In 2022, an official from the Embassy of the United States in Seoul went to Mokpo, near Sinan County, and comprehensively investigated the connection between the 2021 and 2014 incidents, the status of the investigation, and the positions of relevant agencies, and submitted a report to the United States Department of State. Meanwhile, it was confirmed that salt farm workers who had denied the damage in 2021 changed their statements, saying, "I will never go back to the salt farms again". The previous investigation was conducted when the victims were not clearly separated from the salt farm owner, and because there was no belief that the victims would be protected, they lied to defend the salt farm owner. This suggests that there may be more exploitation damage that has not been revealed.

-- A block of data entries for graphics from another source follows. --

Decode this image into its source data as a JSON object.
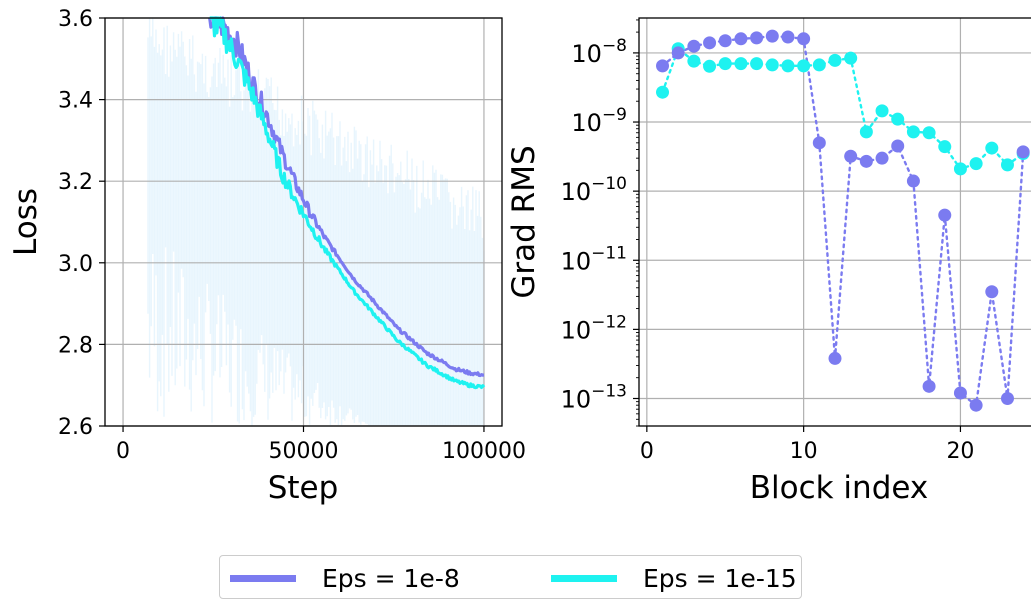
{
  "colors": {
    "eps_1e8": "#7B7BF0",
    "eps_1e15": "#1EF2F0",
    "grid": "#b0b0b0",
    "noise": "#d8eefb"
  },
  "legend": {
    "item1": "Eps = 1e-8",
    "item2": "Eps = 1e-15",
    "placement": "bottom-center"
  },
  "chart_data": [
    {
      "type": "line",
      "xlabel": "Step",
      "ylabel": "Loss",
      "xlim": [
        -5000,
        105000
      ],
      "ylim": [
        2.6,
        3.6
      ],
      "xticks": [
        0,
        50000,
        100000
      ],
      "xtick_labels": [
        "0",
        "50000",
        "100000"
      ],
      "yticks": [
        2.6,
        2.8,
        3.0,
        3.2,
        3.4,
        3.6
      ],
      "ytick_labels": [
        "2.6",
        "2.8",
        "3.0",
        "3.2",
        "3.4",
        "3.6"
      ],
      "grid": true,
      "series": [
        {
          "name": "Eps = 1e-8",
          "x": [
            24000,
            28000,
            32000,
            36000,
            40000,
            44000,
            48000,
            52000,
            56000,
            60000,
            64000,
            68000,
            72000,
            76000,
            80000,
            84000,
            88000,
            92000,
            96000,
            100000
          ],
          "y": [
            3.6,
            3.58,
            3.53,
            3.44,
            3.36,
            3.27,
            3.19,
            3.12,
            3.06,
            3.01,
            2.96,
            2.92,
            2.88,
            2.84,
            2.81,
            2.78,
            2.76,
            2.74,
            2.73,
            2.725
          ]
        },
        {
          "name": "Eps = 1e-15",
          "x": [
            24000,
            28000,
            32000,
            36000,
            40000,
            44000,
            48000,
            52000,
            56000,
            60000,
            64000,
            68000,
            72000,
            76000,
            80000,
            84000,
            88000,
            92000,
            96000,
            100000
          ],
          "y": [
            3.6,
            3.56,
            3.49,
            3.41,
            3.32,
            3.22,
            3.15,
            3.09,
            3.03,
            2.98,
            2.93,
            2.89,
            2.85,
            2.81,
            2.78,
            2.75,
            2.73,
            2.71,
            2.7,
            2.695
          ]
        }
      ]
    },
    {
      "type": "scatter",
      "xlabel": "Block index",
      "ylabel": "Grad RMS",
      "log_y": true,
      "xlim": [
        -0.5,
        24.5
      ],
      "ylim": [
        4e-14,
        3.2e-08
      ],
      "xticks": [
        0,
        10,
        20
      ],
      "xtick_labels": [
        "0",
        "10",
        "20"
      ],
      "ytick_labels": [
        {
          "base": "10",
          "exp": "−8"
        },
        {
          "base": "10",
          "exp": "−9"
        },
        {
          "base": "10",
          "exp": "−10"
        },
        {
          "base": "10",
          "exp": "−11"
        },
        {
          "base": "10",
          "exp": "−12"
        },
        {
          "base": "10",
          "exp": "−13"
        }
      ],
      "grid": true,
      "series": [
        {
          "name": "Eps = 1e-8",
          "x": [
            1,
            2,
            3,
            4,
            5,
            6,
            7,
            8,
            9,
            10,
            11,
            12,
            13,
            14,
            15,
            16,
            17,
            18,
            19,
            20,
            21,
            22,
            23,
            24
          ],
          "y": [
            6.5e-09,
            1e-08,
            1.25e-08,
            1.4e-08,
            1.5e-08,
            1.6e-08,
            1.65e-08,
            1.75e-08,
            1.7e-08,
            1.6e-08,
            5e-10,
            3.8e-13,
            3.2e-10,
            2.7e-10,
            3e-10,
            4.5e-10,
            1.4e-10,
            1.5e-13,
            4.5e-11,
            1.2e-13,
            8e-14,
            3.5e-12,
            1e-13,
            3.7e-10
          ]
        },
        {
          "name": "Eps = 1e-15",
          "x": [
            1,
            2,
            3,
            4,
            5,
            6,
            7,
            8,
            9,
            10,
            11,
            12,
            13,
            14,
            15,
            16,
            17,
            18,
            19,
            20,
            21,
            22,
            23,
            24
          ],
          "y": [
            2.7e-09,
            1.15e-08,
            7.6e-09,
            6.4e-09,
            7e-09,
            7e-09,
            7e-09,
            6.7e-09,
            6.5e-09,
            6.5e-09,
            6.7e-09,
            7.8e-09,
            8.4e-09,
            7.2e-10,
            1.45e-09,
            1.1e-09,
            7.2e-10,
            7e-10,
            4.4e-10,
            2.1e-10,
            2.5e-10,
            4.2e-10,
            2.4e-10,
            3.5e-10
          ]
        }
      ]
    }
  ]
}
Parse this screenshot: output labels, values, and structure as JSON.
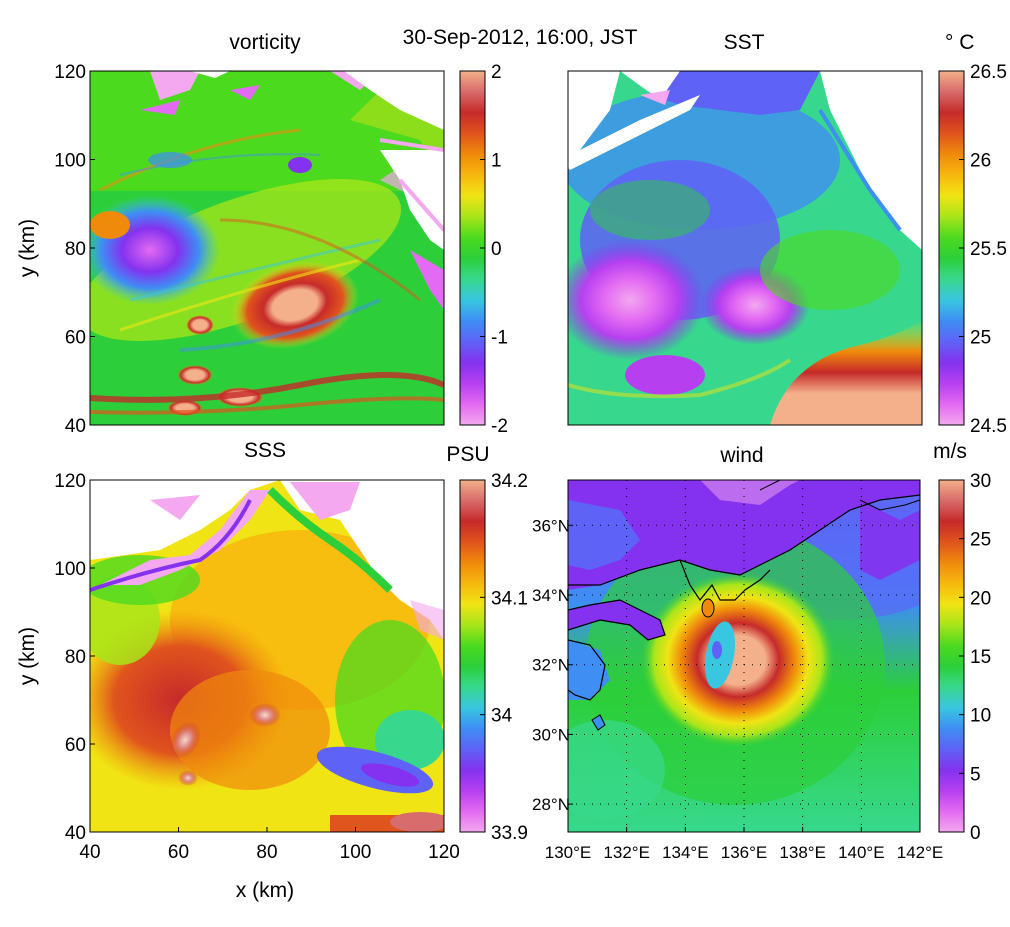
{
  "figure_title": "30-Sep-2012, 16:00, JST",
  "colors": {
    "colormap": [
      "#f3a8ef",
      "#e36af2",
      "#b640f0",
      "#8432ef",
      "#5f62f6",
      "#3e8ef4",
      "#38c6e0",
      "#37d88d",
      "#2ccf39",
      "#4cda1f",
      "#a8e51a",
      "#f0e414",
      "#f7b80e",
      "#f08a0b",
      "#e0541d",
      "#c62a2a",
      "#d86b6b",
      "#f4b08a"
    ],
    "coast": "#000000",
    "grid_dots": "#000000"
  },
  "chart_data": [
    {
      "type": "heatmap",
      "title": "vorticity",
      "unit": "",
      "xlim": [
        40,
        120
      ],
      "ylim": [
        40,
        120
      ],
      "xticks": [
        "40",
        "60",
        "80",
        "100",
        "120"
      ],
      "yticks": [
        "40",
        "60",
        "80",
        "100",
        "120"
      ],
      "ylabel": "y (km)",
      "xlabel": "",
      "colorbar_ticks": [
        "-2",
        "-1",
        "0",
        "1",
        "2"
      ],
      "clim": [
        -2,
        2
      ]
    },
    {
      "type": "heatmap",
      "title": "SST",
      "unit": "° C",
      "xlim": [
        40,
        120
      ],
      "ylim": [
        40,
        120
      ],
      "colorbar_ticks": [
        "24.5",
        "25",
        "25.5",
        "26",
        "26.5"
      ],
      "clim": [
        24.5,
        26.5
      ]
    },
    {
      "type": "heatmap",
      "title": "SSS",
      "unit": "PSU",
      "xlim": [
        40,
        120
      ],
      "ylim": [
        40,
        120
      ],
      "xticks": [
        "40",
        "60",
        "80",
        "100",
        "120"
      ],
      "yticks": [
        "40",
        "60",
        "80",
        "100",
        "120"
      ],
      "xlabel": "x (km)",
      "ylabel": "y (km)",
      "colorbar_ticks": [
        "33.9",
        "34",
        "34.1",
        "34.2"
      ],
      "clim": [
        33.9,
        34.2
      ]
    },
    {
      "type": "heatmap",
      "title": "wind",
      "unit": "m/s",
      "lon_ticks": [
        "130°E",
        "132°E",
        "134°E",
        "136°E",
        "138°E",
        "140°E",
        "142°E"
      ],
      "lat_ticks": [
        "28°N",
        "30°N",
        "32°N",
        "34°N",
        "36°N"
      ],
      "lon_range": [
        130,
        142
      ],
      "lat_range": [
        27.2,
        37.3
      ],
      "colorbar_ticks": [
        "0",
        "5",
        "10",
        "15",
        "20",
        "25",
        "30"
      ],
      "clim": [
        0,
        30
      ]
    }
  ]
}
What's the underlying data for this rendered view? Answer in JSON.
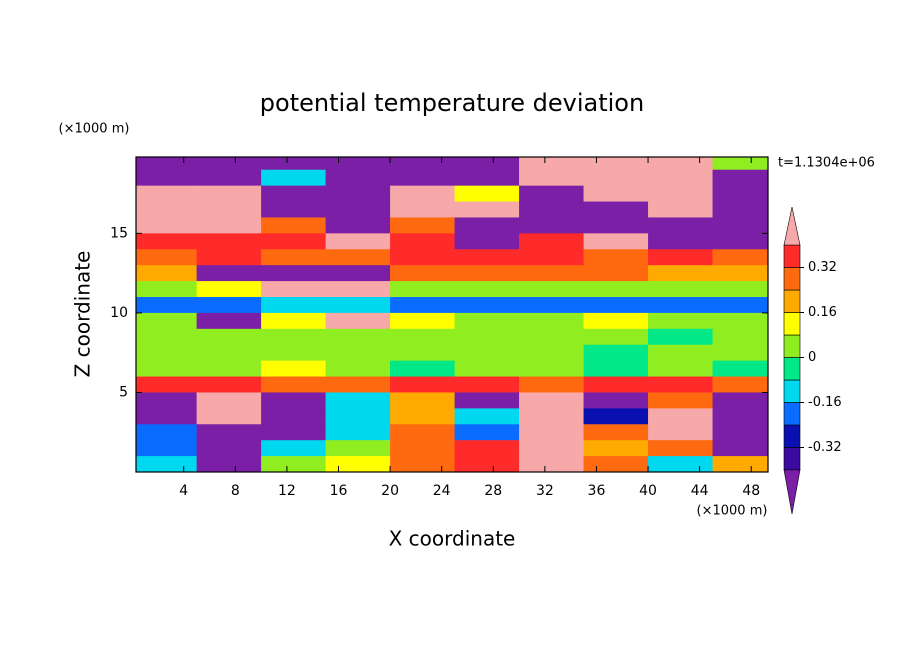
{
  "chart_data": {
    "type": "contourf",
    "title": "potential temperature deviation",
    "xlabel": "X coordinate",
    "ylabel": "Z coordinate",
    "x_unit": "(×1000 m)",
    "y_unit": "(×1000 m)",
    "annotation": "t=1.1304e+06",
    "xlim": [
      0.3,
      49.3
    ],
    "ylim": [
      0,
      19.8
    ],
    "xticks": [
      4,
      8,
      12,
      16,
      20,
      24,
      28,
      32,
      36,
      40,
      44,
      48
    ],
    "yticks": [
      5,
      10,
      15
    ],
    "x": [
      2.5,
      7.5,
      12.5,
      17.5,
      22.5,
      27.5,
      32.5,
      37.5,
      42.5,
      47.5
    ],
    "y": [
      19.5,
      18.5,
      17.5,
      16.5,
      15.5,
      14.5,
      13.5,
      12.5,
      11.5,
      10.5,
      9.5,
      8.5,
      7.5,
      6.5,
      5.5,
      4.5,
      3.5,
      2.5,
      1.5,
      0.5
    ],
    "z": [
      [
        -0.45,
        -0.45,
        -0.45,
        -0.45,
        -0.45,
        -0.45,
        0.45,
        0.45,
        0.45,
        0.05
      ],
      [
        -0.45,
        -0.45,
        -0.1,
        -0.45,
        -0.45,
        -0.45,
        0.45,
        0.45,
        0.45,
        -0.45
      ],
      [
        0.45,
        0.45,
        -0.45,
        -0.45,
        0.45,
        0.1,
        -0.45,
        0.45,
        0.45,
        -0.45
      ],
      [
        0.45,
        0.45,
        -0.45,
        -0.45,
        0.45,
        0.45,
        -0.45,
        -0.45,
        0.45,
        -0.45
      ],
      [
        0.45,
        0.45,
        0.3,
        -0.45,
        0.3,
        -0.45,
        -0.45,
        -0.45,
        -0.45,
        -0.45
      ],
      [
        0.35,
        0.35,
        0.35,
        0.45,
        0.35,
        -0.45,
        0.35,
        0.45,
        -0.45,
        -0.45
      ],
      [
        0.3,
        0.35,
        0.3,
        0.3,
        0.35,
        0.35,
        0.35,
        0.3,
        0.35,
        0.3
      ],
      [
        0.2,
        -0.45,
        -0.45,
        -0.45,
        0.25,
        0.25,
        0.3,
        0.25,
        0.2,
        0.2
      ],
      [
        0.05,
        0.1,
        0.45,
        0.45,
        0.05,
        0,
        0.05,
        0.05,
        0.05,
        0.05
      ],
      [
        -0.2,
        -0.2,
        -0.1,
        -0.1,
        -0.2,
        -0.2,
        -0.2,
        -0.2,
        -0.2,
        -0.2
      ],
      [
        0.05,
        -0.45,
        0.1,
        0.45,
        0.1,
        0.05,
        0.05,
        0.1,
        0.05,
        0.05
      ],
      [
        0.05,
        0.05,
        0.05,
        0.05,
        0.05,
        0.05,
        0.05,
        0.05,
        -0.02,
        0.05
      ],
      [
        0.05,
        0.05,
        0.05,
        0.05,
        0.05,
        0.05,
        0.05,
        -0.02,
        0.05,
        0.05
      ],
      [
        0.05,
        0.05,
        0.1,
        0.05,
        -0.02,
        0.05,
        0.05,
        -0.02,
        0.05,
        -0.02
      ],
      [
        0.35,
        0.35,
        0.3,
        0.3,
        0.35,
        0.35,
        0.3,
        0.35,
        0.35,
        0.3
      ],
      [
        -0.45,
        0.45,
        -0.45,
        -0.1,
        0.2,
        -0.45,
        0.45,
        -0.45,
        0.3,
        -0.45
      ],
      [
        -0.45,
        0.45,
        -0.45,
        -0.1,
        0.2,
        -0.1,
        0.45,
        -0.3,
        0.45,
        -0.45
      ],
      [
        -0.2,
        -0.45,
        -0.45,
        -0.1,
        0.3,
        -0.2,
        0.45,
        0.3,
        0.45,
        -0.45
      ],
      [
        -0.2,
        -0.45,
        -0.1,
        0.05,
        0.3,
        0.35,
        0.45,
        0.2,
        0.3,
        -0.45
      ],
      [
        -0.1,
        -0.45,
        0,
        0.1,
        0.3,
        0.35,
        0.45,
        0.3,
        -0.1,
        0.2
      ]
    ],
    "levels": [
      -0.4,
      -0.32,
      -0.24,
      -0.16,
      -0.08,
      0,
      0.08,
      0.16,
      0.24,
      0.32,
      0.4
    ],
    "colors": [
      "#7a1fa6",
      "#3a0aa0",
      "#0a10b0",
      "#0a6cff",
      "#00d8f0",
      "#00e888",
      "#90ee20",
      "#ffff00",
      "#ffaa00",
      "#ff6a10",
      "#ff2a2a",
      "#f7a8a8"
    ],
    "colorbar_ticks": [
      -0.32,
      -0.16,
      0,
      0.16,
      0.32
    ]
  }
}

=== Sanction by the United States in 2025 ===
In April 2025, the U.S. Customs and Border Protection (CBP) issued a Withhold Release Order (WRO) to block the importation of solar salt products from the Taepyung Salt Farm, located in Sinan County. The CBP determined that the salt farms unmistakably met multiple indicators of forced labor as defined by the International Labour Organization (ILO), including abuse of vulnerability, deception, restriction of movement, confiscation of ID cards, abusive living and working conditions, intimidation and threats, physical violence, debt bondage, withholding of wages, and excessive overtime. As a result, all Taepyung Salt Farm products were seized at all U.S. ports of entry, effectively banning their importation.

=== South Korean Government and Sinan County's cover-up attempts ===
There is criticism about the South Korean government and Sinan County's cover-up attempts.

On 7 April 2025, after the US sanctions were announced in 2025, South Korea's Ministry of Oceans and Fisheries claimed that "all solar salt products produced at Taepyung Salt Farm currently exported to the US are not related to forced labour", and cited as examples the annual survey of the salt farm workforce and expanded support for automated equipment as evidence that remedial measures had already been implemented with relevant ministries following the forced labour incident in 2021. Sinan County also claimed that since the "Sinan County Human Rights Protection and Promotion Ordinance" enacted in December 2021 after past incidents, there have been no cases of human rights violations or unsatisfactory cases such as wage arrears to date.

However, there are criticisms in the claims of the South Korean government and Sinan County because the South Korean government is not properly holding companies and employers accountable for forced labour on salt farms. Moreover, the South Korean government and Sinan County not only have no intention of checking whether there are other salt farm slaves, they are also trying to cover it up. Rather, they are insisting that we must unconditionally believe the unverifiable claims of those related to the Shinan salt farm slaves, who have become a huge cartel consisting of local police officers, civil servants, islanders, and local politicians who live off their votes while protecting the Taepyung Salt Farm. Despite that, the South Korean government only takes the side of Taepyung Salt Farm and Sinan County and claims that forced labour and slavery no longer exist. Without reflecting on or apologising for their wrongdoings on the grounds of "no punishment", they only express their grievances and dissatisfaction, making excuses such as "There are no salt farm slaves. Please stop using such horrible words", and "Some people are exaggerating, the media is exaggerating, and the public is misunderstanding".